Adding Ancillaries: Botox injections

February 3, 2006

This is the seventh in a series of articles on specific ancillary services that can boost your bottom line and keep you and your practice busy in a competitive market.

One person's poison is another's passion and this is certainly true with Botox Cosmetic, a derivative of Clostritium botulinum that paralyzes muscles and keeps you from frowning or wrinkling. The craze may have started in Hollywood, and first become popular in New York and Los Angeles, but now millions of women (and some men) across the country are demanding-and getting-the smooth, young faces that Botox provides. In fact, Botox injections are the most popular cosmetic procedure performed in the US.

The number of minimally invasive cosmetic procedures such as Botox injections has risen dramatically, from 1.6 million injections in 2002-when Botox first received FDA approval for cosmetic use-to more than 2.9 million anatomic sites injected in 2004, according to the American Society of Plastic Surgeons. Although Botox is only approved for smoothing of the glabellar lines between the eyes, it's used off-label for multiple other cosmetic reasons such as crow's feet and laugh or frown lines.

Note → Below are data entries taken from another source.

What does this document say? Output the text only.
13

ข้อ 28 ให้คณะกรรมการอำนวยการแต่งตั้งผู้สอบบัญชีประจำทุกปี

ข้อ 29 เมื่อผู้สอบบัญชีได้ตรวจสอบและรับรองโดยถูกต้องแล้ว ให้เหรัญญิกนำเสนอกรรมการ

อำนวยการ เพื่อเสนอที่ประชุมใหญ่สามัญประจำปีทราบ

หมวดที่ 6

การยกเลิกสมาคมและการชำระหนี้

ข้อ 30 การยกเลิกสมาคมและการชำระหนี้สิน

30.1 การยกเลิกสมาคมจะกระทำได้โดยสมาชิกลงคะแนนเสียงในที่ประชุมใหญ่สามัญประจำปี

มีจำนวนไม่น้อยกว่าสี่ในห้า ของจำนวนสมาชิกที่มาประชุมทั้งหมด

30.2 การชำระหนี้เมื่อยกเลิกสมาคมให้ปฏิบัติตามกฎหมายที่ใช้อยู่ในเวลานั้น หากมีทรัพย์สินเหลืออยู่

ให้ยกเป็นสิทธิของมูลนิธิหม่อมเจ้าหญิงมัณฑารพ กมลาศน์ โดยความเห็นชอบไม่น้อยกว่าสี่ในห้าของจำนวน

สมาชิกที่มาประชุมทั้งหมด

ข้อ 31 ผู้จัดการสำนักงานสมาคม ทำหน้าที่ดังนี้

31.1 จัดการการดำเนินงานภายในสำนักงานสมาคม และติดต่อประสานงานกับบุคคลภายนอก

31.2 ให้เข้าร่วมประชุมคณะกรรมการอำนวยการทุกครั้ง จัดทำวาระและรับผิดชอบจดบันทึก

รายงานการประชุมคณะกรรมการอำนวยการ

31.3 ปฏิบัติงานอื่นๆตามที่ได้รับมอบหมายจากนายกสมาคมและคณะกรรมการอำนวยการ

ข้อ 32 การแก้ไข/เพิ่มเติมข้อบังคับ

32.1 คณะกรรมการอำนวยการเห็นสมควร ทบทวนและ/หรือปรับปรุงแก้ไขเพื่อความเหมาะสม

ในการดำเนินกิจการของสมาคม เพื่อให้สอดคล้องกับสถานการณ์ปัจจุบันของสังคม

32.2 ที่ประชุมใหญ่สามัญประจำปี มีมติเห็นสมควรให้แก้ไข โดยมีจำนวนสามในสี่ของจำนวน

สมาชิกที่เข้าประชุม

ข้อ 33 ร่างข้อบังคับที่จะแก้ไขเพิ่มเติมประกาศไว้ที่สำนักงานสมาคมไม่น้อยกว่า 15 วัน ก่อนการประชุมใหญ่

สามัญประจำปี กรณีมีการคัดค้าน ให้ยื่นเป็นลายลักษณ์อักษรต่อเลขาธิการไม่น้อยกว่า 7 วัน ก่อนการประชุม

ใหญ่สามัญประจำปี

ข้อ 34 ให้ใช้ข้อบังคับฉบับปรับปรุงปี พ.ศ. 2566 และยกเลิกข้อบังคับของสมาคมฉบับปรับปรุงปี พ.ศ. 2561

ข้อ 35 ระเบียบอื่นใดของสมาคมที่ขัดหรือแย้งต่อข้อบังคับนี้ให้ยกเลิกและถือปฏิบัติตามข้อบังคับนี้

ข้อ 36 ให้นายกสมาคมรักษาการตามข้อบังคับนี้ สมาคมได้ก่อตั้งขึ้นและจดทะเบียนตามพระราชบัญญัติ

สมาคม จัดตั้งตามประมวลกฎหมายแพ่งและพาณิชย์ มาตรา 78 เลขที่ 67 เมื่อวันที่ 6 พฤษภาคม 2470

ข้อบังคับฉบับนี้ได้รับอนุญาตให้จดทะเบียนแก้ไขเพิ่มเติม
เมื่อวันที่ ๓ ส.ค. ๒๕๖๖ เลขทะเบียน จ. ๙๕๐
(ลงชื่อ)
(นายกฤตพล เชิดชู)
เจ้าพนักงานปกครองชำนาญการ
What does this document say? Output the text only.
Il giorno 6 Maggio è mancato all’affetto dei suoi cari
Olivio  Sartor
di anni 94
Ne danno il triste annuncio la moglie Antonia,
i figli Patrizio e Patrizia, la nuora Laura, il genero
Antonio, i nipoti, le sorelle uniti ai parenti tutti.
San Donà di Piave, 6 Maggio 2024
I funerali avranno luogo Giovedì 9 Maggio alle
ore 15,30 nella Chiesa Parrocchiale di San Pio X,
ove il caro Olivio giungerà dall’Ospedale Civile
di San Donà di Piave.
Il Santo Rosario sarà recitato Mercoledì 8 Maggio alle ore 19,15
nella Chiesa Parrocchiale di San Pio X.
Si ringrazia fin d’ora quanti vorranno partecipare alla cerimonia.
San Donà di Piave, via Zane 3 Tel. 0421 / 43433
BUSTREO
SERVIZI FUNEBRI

Ob/gyn James Mirabile capitalized on the burgeoning popularity of Botox by incorporating it as an ancillary service and later opening MedCOSMETIC, a cosmetic services facility. Mirabile, who practices in Overland Park, KS, also leads educational seminars for doctors who are interested in adding Botox and other similar services to their practices. He's seen a growing number of primary care physicians reach beyond their traditional purview to include services like Botox and reap the rewards. One three-person FP group in Charlotte, NC, boosted its gross revenue by 16 percent just from Botox alone.

Botox must be purchased from Allergan, the exclusive manufacturer of botulinum toxin type A. The drug arrives packed on dry ice and must be kept frozen. Botox Cosmetic should be administered within four hours after the vial is removed from the freezer and reconstituted; during this four-hour period, the solution should be stored in the refrigerator. Since most offices already have a refrigerator with a small freezer section, you shouldn't need any additional equipment or materials, aside from disposable syringes and sterile saline to reconstitute the drug.

Space

Extra exam rooms or storage space aren't required.

Staff/training

Allergan requests that anyone who gives injections be trained by someone with knowledge of neuromuscular and facial anatomy. "Many of the major dermatology and plastic surgery associations give courses around the country, teaching professionals how to administer Botox," says dermatologist Edward Lack of the American Academy of Cosmetic Surgery, in Chicago. The American Society of Dermatologic Surgery in Rolling Meadows, IL, for example, provides courses at its meetings, where registration runs in the vicinity of $650 to $1,000.

If you'd like your nurse practitioner or physician assistant to give injections, they, too, can take courses. But first, Mirabile advises, "Check with your state licensing boards regarding who can deliver the drug and if midlevel providers can perform the service under supervision of a licensed physician."

Costs

Each vial of Botox costs about $470. Syringes run about $20 per box, and a case of saline is only about $10. "Be careful of the cheaper, phony Botox sold on the black market by companies other than Allergan," Mirabile cautions. Botox is sold in 100-unit vials and when reconstituted has only a four-hour shelf life; by booking patients in large blocks of time, it's unlikely that any of the drug will go to waste. Even if you have some left over, Mirabile says, the solution should remain potent for about a week once the vial is opened, as long as it's refrigerated.